Most of the failing coating on the ceiling was already peeling off along with the majority of the coating on the walls. Once the remaining coating had been removed using power scrapers, chisels, and other tools, the concrete substrate was abrasive blasted in accordance to a minimum of an IRCI Concrete Surface Profile CSP4 and to provide adequate surface profile for the new coating system to adhere to. In some places where heavy corrosion had occurred, the profile exceeding CSP10. At all points which Raven Lining Systems 405 coating was applied to terminate a minimum of a ¼” wide X ¼” deep termination grove was saw cut into the surface of the structure at a slight angle. The coating system was applied into the groove filling it and slightly overlapping it. After all the blasting and preparation work was completed, the structure was thoroughly cleaned and allowed to dry.
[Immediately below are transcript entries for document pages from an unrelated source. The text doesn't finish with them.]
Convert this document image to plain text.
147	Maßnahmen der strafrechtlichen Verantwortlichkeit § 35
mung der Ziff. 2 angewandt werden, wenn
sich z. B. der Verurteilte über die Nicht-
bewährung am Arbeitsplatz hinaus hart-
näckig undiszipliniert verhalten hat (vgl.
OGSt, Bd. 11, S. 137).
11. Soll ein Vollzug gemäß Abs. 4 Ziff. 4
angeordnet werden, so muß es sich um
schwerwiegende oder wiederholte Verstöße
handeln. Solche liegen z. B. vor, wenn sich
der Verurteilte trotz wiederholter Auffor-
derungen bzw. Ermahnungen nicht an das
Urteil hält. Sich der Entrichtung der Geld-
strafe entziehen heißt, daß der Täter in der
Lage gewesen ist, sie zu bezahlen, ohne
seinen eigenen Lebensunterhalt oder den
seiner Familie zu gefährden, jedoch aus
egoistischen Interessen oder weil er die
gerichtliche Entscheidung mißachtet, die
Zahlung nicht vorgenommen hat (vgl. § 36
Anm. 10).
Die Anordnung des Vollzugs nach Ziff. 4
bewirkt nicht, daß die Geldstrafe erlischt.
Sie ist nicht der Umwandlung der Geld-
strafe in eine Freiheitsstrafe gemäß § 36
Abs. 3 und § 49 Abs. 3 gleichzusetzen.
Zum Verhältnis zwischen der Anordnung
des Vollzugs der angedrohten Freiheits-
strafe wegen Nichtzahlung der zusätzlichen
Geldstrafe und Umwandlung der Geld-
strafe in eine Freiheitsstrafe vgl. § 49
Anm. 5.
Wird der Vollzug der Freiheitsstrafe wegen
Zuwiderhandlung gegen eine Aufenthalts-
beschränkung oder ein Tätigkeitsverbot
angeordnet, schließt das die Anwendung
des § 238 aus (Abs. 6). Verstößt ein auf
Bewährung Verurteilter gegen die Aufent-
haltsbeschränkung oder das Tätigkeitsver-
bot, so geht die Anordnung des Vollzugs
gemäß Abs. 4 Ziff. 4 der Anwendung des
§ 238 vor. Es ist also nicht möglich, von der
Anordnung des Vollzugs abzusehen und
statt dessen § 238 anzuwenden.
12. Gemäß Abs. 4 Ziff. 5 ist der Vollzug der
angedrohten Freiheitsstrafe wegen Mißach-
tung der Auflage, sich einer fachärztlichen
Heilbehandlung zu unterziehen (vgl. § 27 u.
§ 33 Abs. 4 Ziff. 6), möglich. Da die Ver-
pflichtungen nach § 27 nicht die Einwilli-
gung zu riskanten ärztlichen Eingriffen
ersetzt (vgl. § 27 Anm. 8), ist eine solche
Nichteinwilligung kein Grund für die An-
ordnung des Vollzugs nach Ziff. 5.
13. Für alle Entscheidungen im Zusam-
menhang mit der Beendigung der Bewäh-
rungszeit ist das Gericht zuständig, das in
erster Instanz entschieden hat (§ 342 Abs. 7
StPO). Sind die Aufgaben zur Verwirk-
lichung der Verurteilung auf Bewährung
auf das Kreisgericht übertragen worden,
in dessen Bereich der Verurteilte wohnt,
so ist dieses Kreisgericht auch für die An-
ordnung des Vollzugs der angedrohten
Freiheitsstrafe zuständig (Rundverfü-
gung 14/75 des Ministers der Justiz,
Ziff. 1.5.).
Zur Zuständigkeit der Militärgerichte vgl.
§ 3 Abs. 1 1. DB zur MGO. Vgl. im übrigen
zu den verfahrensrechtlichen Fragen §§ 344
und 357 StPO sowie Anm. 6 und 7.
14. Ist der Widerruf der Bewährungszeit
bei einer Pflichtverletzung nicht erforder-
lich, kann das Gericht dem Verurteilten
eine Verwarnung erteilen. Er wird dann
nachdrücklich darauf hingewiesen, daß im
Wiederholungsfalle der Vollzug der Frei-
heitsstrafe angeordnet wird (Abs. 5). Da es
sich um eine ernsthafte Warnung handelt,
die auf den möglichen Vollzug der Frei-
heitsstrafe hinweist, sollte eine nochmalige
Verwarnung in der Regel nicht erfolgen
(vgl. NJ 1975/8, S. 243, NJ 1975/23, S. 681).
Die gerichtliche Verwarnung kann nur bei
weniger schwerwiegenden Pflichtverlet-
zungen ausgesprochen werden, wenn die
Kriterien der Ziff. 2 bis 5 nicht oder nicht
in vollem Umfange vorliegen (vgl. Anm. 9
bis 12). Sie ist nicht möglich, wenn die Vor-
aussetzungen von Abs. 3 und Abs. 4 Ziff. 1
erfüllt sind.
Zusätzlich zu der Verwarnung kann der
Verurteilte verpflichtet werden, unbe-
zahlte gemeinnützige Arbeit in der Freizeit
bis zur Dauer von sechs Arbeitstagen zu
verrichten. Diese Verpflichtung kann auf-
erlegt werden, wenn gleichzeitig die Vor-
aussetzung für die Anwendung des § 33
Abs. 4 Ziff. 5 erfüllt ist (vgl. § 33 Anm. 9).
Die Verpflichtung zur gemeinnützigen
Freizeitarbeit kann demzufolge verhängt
Once the structure was clean and dry, the coating application process commenced with the first application of Raven 155 water born epoxy primer at 8-10 wet mils. The purpose for the primer is mainly to reduce moister vapor transmission (air movement from the structures surface through the coating system). Although, it also increases adhesion. This greatly reduces the amount of holidays/pinholes in the coating system that will require repair after Holiday testing.
After Raven 155 had cured for a sufficient amount of time and within the recoat window, the application of Raven 405 Trowel to roughly 3625 square feet applied at 95 mils thick on average was conducted. It was back rolled / troweled to fill all the voids, bug holes and level the rough areas. The resurfacing coat of Raven 405 Trowel was allowed to cure sufficiently and then the application of the Raven 405 FS began. Over 7995 square feet was coated with the Raven 405 FS at an average mil thickness of 135 mils.
The reasoning behind the use of Raven 405 Trowel as the resurfacing product over cements and polymer modified cements was its increased ability to bond to the substrate along with much higher physical and chemical resistant properties. Also, the Raven coating system was on average 2 to 3 times thicker than the previously used coating system. The Raven coating system possess much higher physical / structural strengths, chemical resistance and permeation resistance, extending the service life of the coating system and providing longer structural protection.
Post application testing:
Once the coating had cured completely, a holiday test was conducted in accordance to ASTM D4787 – Standard Practice for Continuity Verification of Liquid or Sheet Linings Applied to Concrete Substrates or NACE SPO 188 Discontinuity (Holiday) Testing of New Protective Coatings on Conductive Substrates The test was conducted over all coated surfaces to locate any pinholes or voids in the coating system. Any areas that a holiday was found during the test or areas that appeared to visually be a holiday were repaired to ensure that a monolithic coating system covered the substrate’s surface.
Adhesion testing was also performed in accordance to ASTM D7234 – Pull-Off Adhesion Strength of Coatings on Concrete Using Portable Pull-Off Adhesion Testers. Thirty-nine dollies were placed, and pull testing was conducted. A minimum range of 250-500psi was required for a successful test. Five of the 39 dollies were excluded because of a glue failure. All other dollies exceeded the minimum PSI range, in which the tests were stopped to prevent damage to the coating system.
In February 2016, Jeff Roscoe with Pierce County was contacted by Raven Lining Systems to check on the coating systems’ performance and condition. He applauded that Pierce County could be used as a continual good reference and they are very happy how the project went. Also, they have not had any problems after three years in service with the Raven Lining Systems coating.